Feelings of empathy between individuals are shown in humans, apes and elephants and now scientists have found that a small rodent called the praire vole is also capable of showing emotional sympathy towards less fortunate members of their group.
Empathy is considered to be one of the higher emotions because it suggests a certain level of cognitive awareness about another individual’s pain or discomfort, so researchers were surprised to find that it existed in a small-brained mammal.
A study on praire voles, which are monogamous and mate for life, found that they will console one another by grooming when one individual is observed suffering from painful distress – a behaviour previously thought to be unique to a small number of highly intelligent species such as chimpanzees.
The findings could further the understanding of the fundamental role played by empathy in certain psychiatric conditions such as schizophrenia or developmental disorders such as autism, where empathy is lacking, the scientists said.
“Many complex human traits have their roots in fundamental brain processes that are shared among many other species. We now have the opportunity to explore in detail the neural mechanisms underlying empathic responses in a laboratory rodent with clear implications for humans,” said Larry Young of Emory University in Atlanta, Georgia.
The study investigated the behaviour of prairie voles when individuals were exposed to small electric shocks. A second prairie vole who witnessed its cage mate suffer would later groom its partner longer than usual, apparently to reduce the other vole’s anxiety, the scientists found.
The study, published in the journal Science, found that blocking the part of the brain that responds to the hormone oxytocin – sometimes known as the “love hormone” because of its role in pregnancy and birth – also blocked this empathic behaviour.
Studies on humans have shown that the same region of the brain, called the anterior cingulate cortex, is also activated when one person sees another individual in pain. The researchers believe the brain mechanism in prairie voles may have the same evolutionary origins as the empathy system in humans.
“Scientists have been reluctant to attribute empathy in animals, often assuming selfish motives. These explanations have never worked well for consolation behaviour, however, which is why this study is so important,” said Frans de Waal, a co-author of the research and expert on empathy in primates.

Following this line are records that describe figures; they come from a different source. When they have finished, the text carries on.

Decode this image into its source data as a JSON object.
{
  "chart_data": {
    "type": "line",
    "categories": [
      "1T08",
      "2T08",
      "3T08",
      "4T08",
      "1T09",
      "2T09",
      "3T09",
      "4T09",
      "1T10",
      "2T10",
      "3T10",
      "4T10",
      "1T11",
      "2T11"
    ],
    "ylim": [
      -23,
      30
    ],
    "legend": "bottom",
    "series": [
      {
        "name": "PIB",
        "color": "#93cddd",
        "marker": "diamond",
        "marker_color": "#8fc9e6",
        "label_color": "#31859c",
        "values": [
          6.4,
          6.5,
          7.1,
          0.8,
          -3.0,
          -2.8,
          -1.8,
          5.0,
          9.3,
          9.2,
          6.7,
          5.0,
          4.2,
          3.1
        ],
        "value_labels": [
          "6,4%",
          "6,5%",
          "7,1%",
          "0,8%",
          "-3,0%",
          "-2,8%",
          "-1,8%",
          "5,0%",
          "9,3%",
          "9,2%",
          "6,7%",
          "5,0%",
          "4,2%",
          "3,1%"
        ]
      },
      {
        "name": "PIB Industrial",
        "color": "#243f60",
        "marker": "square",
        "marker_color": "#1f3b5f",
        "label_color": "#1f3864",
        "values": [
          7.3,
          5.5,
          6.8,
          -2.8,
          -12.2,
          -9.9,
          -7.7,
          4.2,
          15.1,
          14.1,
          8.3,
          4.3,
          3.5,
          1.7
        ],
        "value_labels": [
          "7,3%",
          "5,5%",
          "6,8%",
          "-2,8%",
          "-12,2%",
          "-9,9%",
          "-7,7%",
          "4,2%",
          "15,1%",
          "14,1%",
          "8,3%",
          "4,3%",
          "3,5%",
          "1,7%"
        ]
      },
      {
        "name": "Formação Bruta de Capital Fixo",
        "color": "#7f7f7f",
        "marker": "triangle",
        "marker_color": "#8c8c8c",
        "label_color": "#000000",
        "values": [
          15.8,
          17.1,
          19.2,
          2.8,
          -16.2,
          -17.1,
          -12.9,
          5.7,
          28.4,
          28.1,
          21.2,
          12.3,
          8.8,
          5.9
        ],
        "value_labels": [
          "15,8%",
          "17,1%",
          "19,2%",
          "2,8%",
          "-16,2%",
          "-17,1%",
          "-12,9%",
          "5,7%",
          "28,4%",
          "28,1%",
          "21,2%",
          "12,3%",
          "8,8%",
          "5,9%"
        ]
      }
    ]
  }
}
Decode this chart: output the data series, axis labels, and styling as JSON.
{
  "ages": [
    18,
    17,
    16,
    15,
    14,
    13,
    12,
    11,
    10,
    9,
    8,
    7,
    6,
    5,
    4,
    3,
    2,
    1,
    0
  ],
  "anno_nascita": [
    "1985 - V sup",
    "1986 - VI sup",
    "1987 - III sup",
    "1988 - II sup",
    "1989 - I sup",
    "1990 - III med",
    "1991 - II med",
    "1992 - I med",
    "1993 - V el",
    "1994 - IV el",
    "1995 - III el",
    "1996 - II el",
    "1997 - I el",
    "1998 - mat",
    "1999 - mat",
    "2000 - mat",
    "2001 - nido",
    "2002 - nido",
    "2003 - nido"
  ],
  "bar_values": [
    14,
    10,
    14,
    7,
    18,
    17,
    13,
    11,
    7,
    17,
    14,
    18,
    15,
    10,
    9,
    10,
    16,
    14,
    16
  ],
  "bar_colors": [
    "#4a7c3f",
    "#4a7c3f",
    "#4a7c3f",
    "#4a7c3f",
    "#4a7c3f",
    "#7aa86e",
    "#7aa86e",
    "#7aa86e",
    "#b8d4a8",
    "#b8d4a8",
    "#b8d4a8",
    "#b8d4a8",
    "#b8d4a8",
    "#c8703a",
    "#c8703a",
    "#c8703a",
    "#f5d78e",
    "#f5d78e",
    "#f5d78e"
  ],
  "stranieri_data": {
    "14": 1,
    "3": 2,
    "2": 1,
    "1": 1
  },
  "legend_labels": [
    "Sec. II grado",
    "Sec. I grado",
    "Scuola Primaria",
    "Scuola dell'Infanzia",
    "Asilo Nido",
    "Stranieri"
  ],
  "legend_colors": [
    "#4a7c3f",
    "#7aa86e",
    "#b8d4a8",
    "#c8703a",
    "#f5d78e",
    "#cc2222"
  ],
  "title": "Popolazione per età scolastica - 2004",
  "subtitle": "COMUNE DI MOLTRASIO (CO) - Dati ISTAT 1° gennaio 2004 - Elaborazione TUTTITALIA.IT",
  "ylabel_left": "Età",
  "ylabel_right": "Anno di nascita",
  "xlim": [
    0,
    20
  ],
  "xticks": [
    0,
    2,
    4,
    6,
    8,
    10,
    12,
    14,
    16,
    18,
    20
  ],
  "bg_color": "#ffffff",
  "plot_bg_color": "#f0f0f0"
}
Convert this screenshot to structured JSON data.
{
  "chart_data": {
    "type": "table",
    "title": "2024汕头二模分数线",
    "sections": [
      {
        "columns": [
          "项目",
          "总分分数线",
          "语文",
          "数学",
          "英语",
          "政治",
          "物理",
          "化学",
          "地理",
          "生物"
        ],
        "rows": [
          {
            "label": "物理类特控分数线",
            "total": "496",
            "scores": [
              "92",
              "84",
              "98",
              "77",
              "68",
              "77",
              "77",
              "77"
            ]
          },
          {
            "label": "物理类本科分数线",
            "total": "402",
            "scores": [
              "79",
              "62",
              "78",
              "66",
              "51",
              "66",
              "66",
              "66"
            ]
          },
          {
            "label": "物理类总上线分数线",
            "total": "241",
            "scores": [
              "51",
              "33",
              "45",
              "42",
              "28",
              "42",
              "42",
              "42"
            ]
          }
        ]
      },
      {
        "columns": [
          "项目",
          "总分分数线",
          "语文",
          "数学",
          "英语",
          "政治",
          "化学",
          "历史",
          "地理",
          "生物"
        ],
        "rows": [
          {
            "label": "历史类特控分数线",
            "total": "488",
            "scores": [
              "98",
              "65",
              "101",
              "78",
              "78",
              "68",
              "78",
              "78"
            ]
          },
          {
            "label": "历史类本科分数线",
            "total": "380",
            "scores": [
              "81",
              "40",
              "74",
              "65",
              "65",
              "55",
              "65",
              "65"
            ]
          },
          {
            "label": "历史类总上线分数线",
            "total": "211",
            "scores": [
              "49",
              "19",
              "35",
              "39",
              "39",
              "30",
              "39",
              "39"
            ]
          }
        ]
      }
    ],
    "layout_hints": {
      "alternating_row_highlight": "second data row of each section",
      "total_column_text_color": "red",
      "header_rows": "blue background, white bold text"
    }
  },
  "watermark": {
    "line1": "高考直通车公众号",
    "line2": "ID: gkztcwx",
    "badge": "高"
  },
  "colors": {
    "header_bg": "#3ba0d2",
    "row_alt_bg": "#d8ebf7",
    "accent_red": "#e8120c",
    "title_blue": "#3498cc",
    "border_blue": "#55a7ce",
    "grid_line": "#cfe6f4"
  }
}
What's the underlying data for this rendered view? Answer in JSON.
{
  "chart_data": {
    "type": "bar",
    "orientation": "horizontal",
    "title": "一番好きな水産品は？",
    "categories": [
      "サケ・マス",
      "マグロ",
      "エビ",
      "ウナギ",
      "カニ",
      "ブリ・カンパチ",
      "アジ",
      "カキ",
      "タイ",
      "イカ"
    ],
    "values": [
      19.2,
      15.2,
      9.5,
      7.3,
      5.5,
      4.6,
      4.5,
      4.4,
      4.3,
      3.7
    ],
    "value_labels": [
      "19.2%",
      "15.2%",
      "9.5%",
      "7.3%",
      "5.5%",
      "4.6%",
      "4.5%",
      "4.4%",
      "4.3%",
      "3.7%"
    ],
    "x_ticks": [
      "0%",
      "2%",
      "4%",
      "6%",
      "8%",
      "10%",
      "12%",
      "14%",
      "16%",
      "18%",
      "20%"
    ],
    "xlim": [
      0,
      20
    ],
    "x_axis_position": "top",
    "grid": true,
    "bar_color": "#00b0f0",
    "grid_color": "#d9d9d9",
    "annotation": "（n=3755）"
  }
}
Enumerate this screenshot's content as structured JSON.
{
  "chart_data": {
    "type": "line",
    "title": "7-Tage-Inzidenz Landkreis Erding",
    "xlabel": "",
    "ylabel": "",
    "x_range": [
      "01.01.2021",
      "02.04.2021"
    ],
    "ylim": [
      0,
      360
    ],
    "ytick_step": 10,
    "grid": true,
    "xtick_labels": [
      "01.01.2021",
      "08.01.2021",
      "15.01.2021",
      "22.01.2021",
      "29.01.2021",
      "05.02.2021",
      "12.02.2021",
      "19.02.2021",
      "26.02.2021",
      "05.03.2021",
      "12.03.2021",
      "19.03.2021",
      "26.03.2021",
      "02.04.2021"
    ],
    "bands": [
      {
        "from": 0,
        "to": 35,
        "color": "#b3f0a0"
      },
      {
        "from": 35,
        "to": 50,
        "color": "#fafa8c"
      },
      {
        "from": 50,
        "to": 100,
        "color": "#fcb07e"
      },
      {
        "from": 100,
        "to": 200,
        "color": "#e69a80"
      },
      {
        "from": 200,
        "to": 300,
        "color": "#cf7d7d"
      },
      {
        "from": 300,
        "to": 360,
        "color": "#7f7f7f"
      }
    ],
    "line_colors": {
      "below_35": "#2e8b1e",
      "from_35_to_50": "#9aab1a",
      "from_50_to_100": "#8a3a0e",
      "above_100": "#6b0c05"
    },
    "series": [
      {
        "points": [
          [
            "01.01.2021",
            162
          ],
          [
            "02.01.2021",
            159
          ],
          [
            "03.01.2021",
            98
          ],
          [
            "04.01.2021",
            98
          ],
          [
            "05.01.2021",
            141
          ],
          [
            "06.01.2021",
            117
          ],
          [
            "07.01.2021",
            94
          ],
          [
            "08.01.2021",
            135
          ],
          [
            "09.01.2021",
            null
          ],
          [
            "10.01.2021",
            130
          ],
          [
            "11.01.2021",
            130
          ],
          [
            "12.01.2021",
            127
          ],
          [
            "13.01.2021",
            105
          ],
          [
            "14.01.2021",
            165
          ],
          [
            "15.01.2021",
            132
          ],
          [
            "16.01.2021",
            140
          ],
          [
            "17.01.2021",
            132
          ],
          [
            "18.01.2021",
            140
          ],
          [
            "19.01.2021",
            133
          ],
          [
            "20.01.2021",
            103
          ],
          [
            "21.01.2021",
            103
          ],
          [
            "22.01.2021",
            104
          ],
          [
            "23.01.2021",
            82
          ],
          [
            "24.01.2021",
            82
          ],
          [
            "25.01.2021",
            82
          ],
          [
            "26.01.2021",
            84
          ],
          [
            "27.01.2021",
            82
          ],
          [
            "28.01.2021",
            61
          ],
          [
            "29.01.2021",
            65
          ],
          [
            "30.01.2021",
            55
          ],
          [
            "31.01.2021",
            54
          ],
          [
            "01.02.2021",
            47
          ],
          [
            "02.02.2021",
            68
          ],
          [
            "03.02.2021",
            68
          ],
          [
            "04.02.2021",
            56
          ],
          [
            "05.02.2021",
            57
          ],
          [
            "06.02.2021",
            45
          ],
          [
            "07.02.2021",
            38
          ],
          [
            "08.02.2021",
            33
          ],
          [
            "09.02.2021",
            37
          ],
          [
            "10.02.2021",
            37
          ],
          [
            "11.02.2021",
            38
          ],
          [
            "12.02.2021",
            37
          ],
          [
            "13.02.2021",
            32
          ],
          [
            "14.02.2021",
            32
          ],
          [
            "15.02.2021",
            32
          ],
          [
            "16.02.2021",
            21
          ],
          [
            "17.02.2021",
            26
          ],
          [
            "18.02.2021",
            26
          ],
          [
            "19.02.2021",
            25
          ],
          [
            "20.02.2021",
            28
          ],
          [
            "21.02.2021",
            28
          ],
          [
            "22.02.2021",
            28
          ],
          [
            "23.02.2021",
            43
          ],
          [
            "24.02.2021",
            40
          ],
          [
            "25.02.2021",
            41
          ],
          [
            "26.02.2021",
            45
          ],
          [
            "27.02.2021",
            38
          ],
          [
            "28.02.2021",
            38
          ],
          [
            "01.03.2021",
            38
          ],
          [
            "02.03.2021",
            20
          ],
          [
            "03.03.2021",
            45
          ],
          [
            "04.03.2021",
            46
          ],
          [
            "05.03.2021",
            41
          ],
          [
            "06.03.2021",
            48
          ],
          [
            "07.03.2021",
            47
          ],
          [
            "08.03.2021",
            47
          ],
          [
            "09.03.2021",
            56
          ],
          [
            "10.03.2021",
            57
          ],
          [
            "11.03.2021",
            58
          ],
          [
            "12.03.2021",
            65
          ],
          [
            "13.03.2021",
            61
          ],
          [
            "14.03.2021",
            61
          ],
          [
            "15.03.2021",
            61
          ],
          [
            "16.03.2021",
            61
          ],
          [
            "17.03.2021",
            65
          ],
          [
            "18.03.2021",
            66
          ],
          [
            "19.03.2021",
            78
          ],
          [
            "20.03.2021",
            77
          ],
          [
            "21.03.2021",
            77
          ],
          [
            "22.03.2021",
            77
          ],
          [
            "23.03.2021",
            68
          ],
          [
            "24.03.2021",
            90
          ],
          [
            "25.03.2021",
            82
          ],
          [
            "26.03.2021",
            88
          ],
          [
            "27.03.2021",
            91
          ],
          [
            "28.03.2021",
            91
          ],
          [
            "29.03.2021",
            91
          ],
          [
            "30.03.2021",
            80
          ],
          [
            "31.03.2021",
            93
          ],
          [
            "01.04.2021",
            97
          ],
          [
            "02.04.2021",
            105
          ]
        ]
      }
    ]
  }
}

Some researchers have suggested that the emotion of empathy has evolved from the more universal maternal instinct to care for one’s offspring. This could explain the role of oxytocin, which is involved in the bonding between mother and offspring in many animals.
The findings show that oxytocin works in the same brain region in both humans and prairie voles during consoling behaviour in both males and females. Like humans, both sexes in prairie voles help to rear their young together.
The scientists said: “Observing consolation behaviour in a laboratory rodent under reproducible conditions would allow for empirical research on causal biological mechanisms relevant to human mental health.”
The study was funded by the US National Institute of Mental Health and the US National Institutes [correct] of Health.